Ce fut l’un des moments les plus dramatiques d’une présentation remplie d’eux : Juste avant que le président Donald J.Trump est monté sur scène près de la Maison Blanche l’année dernière, exhortant ses partisans à “se battre comme un enfer” et à marcher sur le Capitole, a témoigné mardi un assistant. On lui a dit que certains d’entre eux étaient armés.

C’était aussi une conséquence potentielle pour toute poursuite de M. Trump, ont déclaré des experts juridiques. Sachant que sa foule de partisans avait les moyens d’être violents lorsqu’il les a exhortés à marcher vers le Capitole – et a déclaré qu’il voulait les emmener avec eux – pourrait pousser M. Trump plus près d’être accusé de criminels, ont déclaré des experts juridiques.

“Cela a vraiment fait bouger la balle de manière significative, même s’il reste encore un long chemin à parcourir”, a déclaré Renato Mariotti, analyste juridique et ancien procureur fédéral de l’Illinois.

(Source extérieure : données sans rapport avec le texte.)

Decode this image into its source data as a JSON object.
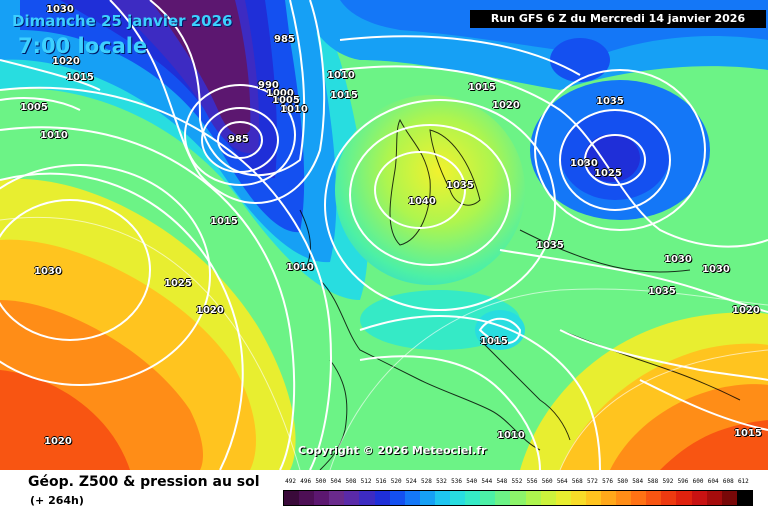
{
  "header": {
    "date": "Dimanche 25 janvier 2026",
    "time": "7:00 locale",
    "run": "Run GFS 6 Z du Mercredi 14 janvier 2026"
  },
  "footer": {
    "copyright": "Copyright © 2026 Meteociel.fr",
    "title": "Géop. Z500 & pression au sol",
    "lead": "(+ 264h)"
  },
  "pressure_labels": [
    {
      "id": "p1030-nw",
      "text": "1030"
    },
    {
      "id": "p1020-nw",
      "text": "1020"
    },
    {
      "id": "p1015-nw",
      "text": "1015"
    },
    {
      "id": "p1005-w",
      "text": "1005"
    },
    {
      "id": "p1010-w",
      "text": "1010"
    },
    {
      "id": "p985-n",
      "text": "985"
    },
    {
      "id": "p990-n",
      "text": "990"
    },
    {
      "id": "p1000-n",
      "text": "1000"
    },
    {
      "id": "p1005-n",
      "text": "1005"
    },
    {
      "id": "p1010-n",
      "text": "1010"
    },
    {
      "id": "p985-low",
      "text": "985"
    },
    {
      "id": "p1010-c",
      "text": "1010"
    },
    {
      "id": "p1015-c",
      "text": "1015"
    },
    {
      "id": "p1015-ne",
      "text": "1015"
    },
    {
      "id": "p1020-ne",
      "text": "1020"
    },
    {
      "id": "p1035-ne",
      "text": "1035"
    },
    {
      "id": "p1030-e",
      "text": "1030"
    },
    {
      "id": "p1025-e",
      "text": "1025"
    },
    {
      "id": "p1040-scand",
      "text": "1040"
    },
    {
      "id": "p1035-scand",
      "text": "1035"
    },
    {
      "id": "p1015-atl",
      "text": "1015"
    },
    {
      "id": "p1030-atl",
      "text": "1030"
    },
    {
      "id": "p1025-atl",
      "text": "1025"
    },
    {
      "id": "p1020-atl",
      "text": "1020"
    },
    {
      "id": "p1010-atl",
      "text": "1010"
    },
    {
      "id": "p1035-ru",
      "text": "1035"
    },
    {
      "id": "p1030-ru",
      "text": "1030"
    },
    {
      "id": "p1030-far-e",
      "text": "1030"
    },
    {
      "id": "p1035-ru2",
      "text": "1035"
    },
    {
      "id": "p1020-far-e",
      "text": "1020"
    },
    {
      "id": "p1015-balk",
      "text": "1015"
    },
    {
      "id": "p1020-sw",
      "text": "1020"
    },
    {
      "id": "p1010-med",
      "text": "1010"
    },
    {
      "id": "p1015-se",
      "text": "1015"
    },
    {
      "id": "p1030-top",
      "text": "1030"
    }
  ],
  "scale": {
    "ticks": [
      "492",
      "496",
      "500",
      "504",
      "508",
      "512",
      "516",
      "520",
      "524",
      "528",
      "532",
      "536",
      "540",
      "544",
      "548",
      "552",
      "556",
      "560",
      "564",
      "568",
      "572",
      "576",
      "580",
      "584",
      "588",
      "592",
      "596",
      "600",
      "604",
      "608",
      "612"
    ],
    "colors": [
      "#3a0a3a",
      "#4d0f55",
      "#5c1770",
      "#6a2a8c",
      "#5a2aa8",
      "#3d2bc2",
      "#1f2fd8",
      "#1450f0",
      "#1477f7",
      "#16a0f5",
      "#1ec5f0",
      "#28dde0",
      "#35eac6",
      "#4cf0a6",
      "#6cf386",
      "#8cf46a",
      "#aef54e",
      "#ccf33c",
      "#e8ee30",
      "#f8dc28",
      "#ffc41f",
      "#ffa81a",
      "#ff8d17",
      "#ff7214",
      "#f85512",
      "#ee3a10",
      "#e0220e",
      "#c81212",
      "#a50c0c",
      "#780808",
      "#000000"
    ]
  }
}
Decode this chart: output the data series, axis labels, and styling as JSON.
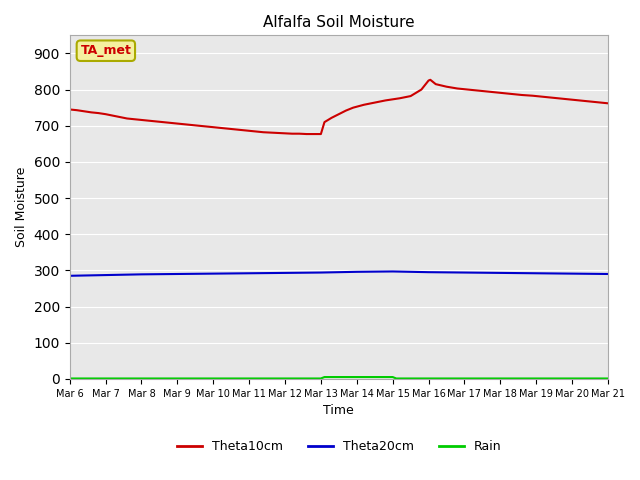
{
  "title": "Alfalfa Soil Moisture",
  "xlabel": "Time",
  "ylabel": "Soil Moisture",
  "ylim": [
    0,
    950
  ],
  "yticks": [
    0,
    100,
    200,
    300,
    400,
    500,
    600,
    700,
    800,
    900
  ],
  "bg_color": "#e8e8e8",
  "annotation_text": "TA_met",
  "annotation_color": "#cc0000",
  "annotation_bg": "#f5f0a0",
  "legend_entries": [
    "Theta10cm",
    "Theta20cm",
    "Rain"
  ],
  "legend_colors": [
    "#cc0000",
    "#0000cc",
    "#00cc00"
  ],
  "theta10_x": [
    6.0,
    6.2,
    6.4,
    6.6,
    6.8,
    7.0,
    7.2,
    7.4,
    7.6,
    7.8,
    8.0,
    8.2,
    8.4,
    8.6,
    8.8,
    9.0,
    9.2,
    9.4,
    9.6,
    9.8,
    10.0,
    10.2,
    10.4,
    10.6,
    10.8,
    11.0,
    11.2,
    11.4,
    11.6,
    11.8,
    12.0,
    12.2,
    12.4,
    12.6,
    12.8,
    13.0,
    13.1,
    13.3,
    13.5,
    13.7,
    13.9,
    14.2,
    14.5,
    14.8,
    15.0,
    15.2,
    15.5,
    15.8,
    16.0,
    16.05,
    16.2,
    16.5,
    16.8,
    17.0,
    17.2,
    17.5,
    17.8,
    18.0,
    18.3,
    18.6,
    18.9,
    19.2,
    19.5,
    19.8,
    20.0,
    20.3,
    20.6,
    20.9,
    21.0
  ],
  "theta10_y": [
    745,
    743,
    740,
    737,
    735,
    732,
    728,
    724,
    720,
    718,
    716,
    714,
    712,
    710,
    708,
    706,
    704,
    702,
    700,
    698,
    696,
    694,
    692,
    690,
    688,
    686,
    684,
    682,
    681,
    680,
    679,
    678,
    678,
    677,
    677,
    677,
    710,
    722,
    732,
    742,
    750,
    758,
    764,
    770,
    773,
    776,
    782,
    800,
    825,
    827,
    815,
    808,
    803,
    801,
    799,
    796,
    793,
    791,
    788,
    785,
    783,
    780,
    777,
    774,
    772,
    769,
    766,
    763,
    762
  ],
  "theta20_x": [
    6.0,
    7.0,
    8.0,
    9.0,
    10.0,
    11.0,
    12.0,
    13.0,
    14.0,
    15.0,
    16.0,
    17.0,
    18.0,
    19.0,
    20.0,
    21.0
  ],
  "theta20_y": [
    285,
    287,
    289,
    290,
    291,
    292,
    293,
    294,
    296,
    297,
    295,
    294,
    293,
    292,
    291,
    290
  ],
  "rain_x": [
    6.0,
    13.0,
    13.1,
    15.0,
    15.1,
    21.0
  ],
  "rain_y": [
    1,
    1,
    5,
    5,
    1,
    1
  ],
  "xtick_positions": [
    6,
    7,
    8,
    9,
    10,
    11,
    12,
    13,
    14,
    15,
    16,
    17,
    18,
    19,
    20,
    21
  ],
  "xtick_labels": [
    "Mar 6",
    "Mar 7",
    "Mar 8",
    "Mar 9",
    "Mar 10",
    "Mar 11",
    "Mar 12",
    "Mar 13",
    "Mar 14",
    "Mar 15",
    "Mar 16",
    "Mar 17",
    "Mar 18",
    "Mar 19",
    "Mar 20",
    "Mar 21"
  ]
}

La mesure dans laquelle l’enquête criminelle en expansion du ministère de la Justice se concentre sur M. Trump reste incertaine. Mais les révélations du témoignage du comité de la Chambre des Cassidy Hutchinson, un ancien assistant de la Maison Blanche, a fourni à la fois de nouvelles preuves de M. Les activités de Trump avant le 1er janvier. Le 6 février 2021, a attaqué le Capitole et a rejeté toute défense potentielle selon laquelle il aurait simplement exprimé des opinions bien fondées sur la fraude électorale.

“Il y a encore beaucoup d’incertitude sur la question de l’intention criminelle quand il s’agit d’un président, mais ce qui vient de se passer a changé mes résultats”, a déclaré Alan Rozenshtein, un ancien fonctionnaire du ministère de la Justice qui enseigne à la faculté de droit de l’Université du Minnesota. “Je suis parti de Trump est moins susceptible d’être inculpé jusqu’à ce qu’il soit plus que susceptible d’être inculpé.”

Un porte-parole du procureur général Merrick B. Garland a refusé de commenter le témoignage de Mme Hutchinson – même si l’un de M. Les prédécesseurs de Garland l’ont pesé.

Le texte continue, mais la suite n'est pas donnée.